Corruption offences in international business transactions

This is one of the most recent crimes to be contemplated by Spanish legislation. In fact, it is a consequence of the globalisation process that the world has undergone in recent years. Specifically, it refers to the conduct of those who, either directly or through an intermediary, get an official at the international level to abuse the authority or rights entrusted to him or her in order to carry out legal actions that benefit him or her. In return, a financial, material or other consideration is offered.

For example, this offence would occur when a business owner bribes a customs official to allow him to pass through with illegal cargo on his vessel or land vehicle.

Offences against the Public Treasury and against Social Security

Offences against the Public Treasury and Social Security refer to any attempt or commission of fraud against either of these two Public Administration bodies.
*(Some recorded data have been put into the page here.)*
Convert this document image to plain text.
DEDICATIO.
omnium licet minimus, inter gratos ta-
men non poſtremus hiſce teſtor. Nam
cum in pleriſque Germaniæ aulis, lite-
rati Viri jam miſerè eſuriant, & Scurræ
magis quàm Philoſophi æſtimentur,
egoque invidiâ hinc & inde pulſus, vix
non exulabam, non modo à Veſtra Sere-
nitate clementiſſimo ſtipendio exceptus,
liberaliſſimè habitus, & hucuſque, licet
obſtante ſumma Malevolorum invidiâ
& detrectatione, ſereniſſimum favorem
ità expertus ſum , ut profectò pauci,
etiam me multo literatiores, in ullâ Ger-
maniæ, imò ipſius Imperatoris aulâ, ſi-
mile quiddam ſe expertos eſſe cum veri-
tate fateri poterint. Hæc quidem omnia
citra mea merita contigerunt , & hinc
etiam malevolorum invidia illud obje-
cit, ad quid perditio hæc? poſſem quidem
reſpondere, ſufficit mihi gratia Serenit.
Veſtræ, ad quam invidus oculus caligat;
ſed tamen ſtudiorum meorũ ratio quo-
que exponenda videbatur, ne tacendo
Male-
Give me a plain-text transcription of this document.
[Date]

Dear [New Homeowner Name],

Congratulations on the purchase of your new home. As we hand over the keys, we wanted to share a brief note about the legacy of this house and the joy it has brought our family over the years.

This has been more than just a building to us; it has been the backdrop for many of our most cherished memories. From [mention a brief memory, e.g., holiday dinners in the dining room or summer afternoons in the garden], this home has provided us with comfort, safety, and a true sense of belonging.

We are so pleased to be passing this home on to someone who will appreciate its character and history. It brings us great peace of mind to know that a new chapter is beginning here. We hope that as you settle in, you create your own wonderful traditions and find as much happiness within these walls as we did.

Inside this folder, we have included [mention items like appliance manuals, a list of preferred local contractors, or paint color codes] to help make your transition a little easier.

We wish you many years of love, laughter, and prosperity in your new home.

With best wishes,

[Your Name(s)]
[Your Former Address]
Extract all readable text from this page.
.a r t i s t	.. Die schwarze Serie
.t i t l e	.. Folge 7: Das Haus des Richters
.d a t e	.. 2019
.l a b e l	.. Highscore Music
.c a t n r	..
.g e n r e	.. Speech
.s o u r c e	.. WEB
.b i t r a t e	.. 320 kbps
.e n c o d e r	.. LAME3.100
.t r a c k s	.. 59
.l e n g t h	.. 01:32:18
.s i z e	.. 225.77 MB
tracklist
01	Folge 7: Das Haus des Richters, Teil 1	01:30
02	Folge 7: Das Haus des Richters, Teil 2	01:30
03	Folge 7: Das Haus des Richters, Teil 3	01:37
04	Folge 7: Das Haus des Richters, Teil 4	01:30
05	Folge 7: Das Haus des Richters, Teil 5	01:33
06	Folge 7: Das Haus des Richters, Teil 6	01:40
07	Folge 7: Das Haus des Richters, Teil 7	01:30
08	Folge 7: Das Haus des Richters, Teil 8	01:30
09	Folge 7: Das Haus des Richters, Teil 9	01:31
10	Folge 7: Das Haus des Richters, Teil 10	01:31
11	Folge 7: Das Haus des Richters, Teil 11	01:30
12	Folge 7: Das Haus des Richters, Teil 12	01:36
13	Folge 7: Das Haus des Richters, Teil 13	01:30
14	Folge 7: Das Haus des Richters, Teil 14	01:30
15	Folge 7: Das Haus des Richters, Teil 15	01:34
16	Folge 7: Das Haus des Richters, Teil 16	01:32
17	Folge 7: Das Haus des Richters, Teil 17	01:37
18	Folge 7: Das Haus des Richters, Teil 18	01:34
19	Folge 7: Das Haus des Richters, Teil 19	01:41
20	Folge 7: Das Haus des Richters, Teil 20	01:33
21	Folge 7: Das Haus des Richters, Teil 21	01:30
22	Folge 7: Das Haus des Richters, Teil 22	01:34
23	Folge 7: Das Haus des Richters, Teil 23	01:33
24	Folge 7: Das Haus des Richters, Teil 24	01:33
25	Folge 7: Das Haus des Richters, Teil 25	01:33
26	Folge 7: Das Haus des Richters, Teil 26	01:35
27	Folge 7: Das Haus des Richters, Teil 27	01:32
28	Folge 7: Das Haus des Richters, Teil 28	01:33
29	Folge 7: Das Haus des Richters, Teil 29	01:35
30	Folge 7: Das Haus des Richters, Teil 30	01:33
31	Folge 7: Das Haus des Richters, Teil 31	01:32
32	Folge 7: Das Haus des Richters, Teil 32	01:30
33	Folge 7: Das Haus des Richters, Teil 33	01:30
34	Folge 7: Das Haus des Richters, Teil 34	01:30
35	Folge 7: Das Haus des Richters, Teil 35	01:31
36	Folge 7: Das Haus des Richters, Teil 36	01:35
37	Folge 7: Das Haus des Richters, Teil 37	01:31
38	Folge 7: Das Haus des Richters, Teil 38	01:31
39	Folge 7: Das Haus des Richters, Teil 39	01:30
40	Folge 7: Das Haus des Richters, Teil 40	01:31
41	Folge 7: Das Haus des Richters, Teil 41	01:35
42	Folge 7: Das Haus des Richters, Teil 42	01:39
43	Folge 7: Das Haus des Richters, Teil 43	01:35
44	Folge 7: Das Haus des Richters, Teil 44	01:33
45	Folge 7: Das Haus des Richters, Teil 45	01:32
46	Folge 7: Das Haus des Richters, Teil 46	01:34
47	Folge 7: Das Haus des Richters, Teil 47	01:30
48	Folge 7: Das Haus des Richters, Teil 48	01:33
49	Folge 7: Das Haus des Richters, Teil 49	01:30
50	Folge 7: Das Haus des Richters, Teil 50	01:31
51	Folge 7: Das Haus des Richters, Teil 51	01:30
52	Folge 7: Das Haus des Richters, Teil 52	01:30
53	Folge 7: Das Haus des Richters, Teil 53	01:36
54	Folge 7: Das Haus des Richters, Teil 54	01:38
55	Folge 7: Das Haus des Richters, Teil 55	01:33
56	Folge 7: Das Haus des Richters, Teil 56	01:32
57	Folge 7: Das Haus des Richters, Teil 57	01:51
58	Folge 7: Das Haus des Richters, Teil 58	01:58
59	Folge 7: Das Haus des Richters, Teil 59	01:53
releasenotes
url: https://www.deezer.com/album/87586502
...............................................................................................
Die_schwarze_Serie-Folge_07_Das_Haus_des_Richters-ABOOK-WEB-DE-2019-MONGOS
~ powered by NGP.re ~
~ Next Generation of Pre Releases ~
This fraudulent action can be carried out by action or omission and against any of the bodies at state, regional, provincial or local level. Generally, its purpose is to evade the payment of taxes. They only apply when the amount defrauded exceeds €120,000. They are punishable under the Criminal Code by up to 5 years' imprisonment and a fine of between twice and six times the amount defrauded.

Offences against workers' rights

They appear in Article 311 et seq. of the Penal Code. They punish all those actions carried out by employers with the purpose of undermining the legal rights of workers. For this, it is necessary that there is deception or abuse of a situation of necessity.

For example, we can talk about the case of an employer who forces an employee to work more hours than he is contractually entitled to without paying him overtime or even without offering him any kind of remuneration under the threat of dismissal. The same applies if you force him not to take holidays or not to exercise his right to strike.

Depending on the seriousness of the action, offences against workers' rights are punishable by prison sentences of between 6 months and 6 years, as well as fines of 6 to 12 months.

Offences against the rights of foreign nationals

The purpose of these offences is, on the one hand, to protect the rights and freedoms of foreign nationals and, on the other hand, to facilitate the control of migratory flows. They are criminalised in Articles 318 bis and 318 bis 2 of the Criminal Code. They punish conduct whereby a person or organisation assists another person or organisation to enter, transit or remain within the territory of the European Union contrary to the legislation currently in force.

This includes actions such as, for example, hiding migrants in the boots of vehicles to cross the border, handing over false passports or organising boats to enter the territory by sea, but also entry as a tourist with the aim of staying permanently. These actions are punishable by 3 to 12 months' imprisonment or a fine.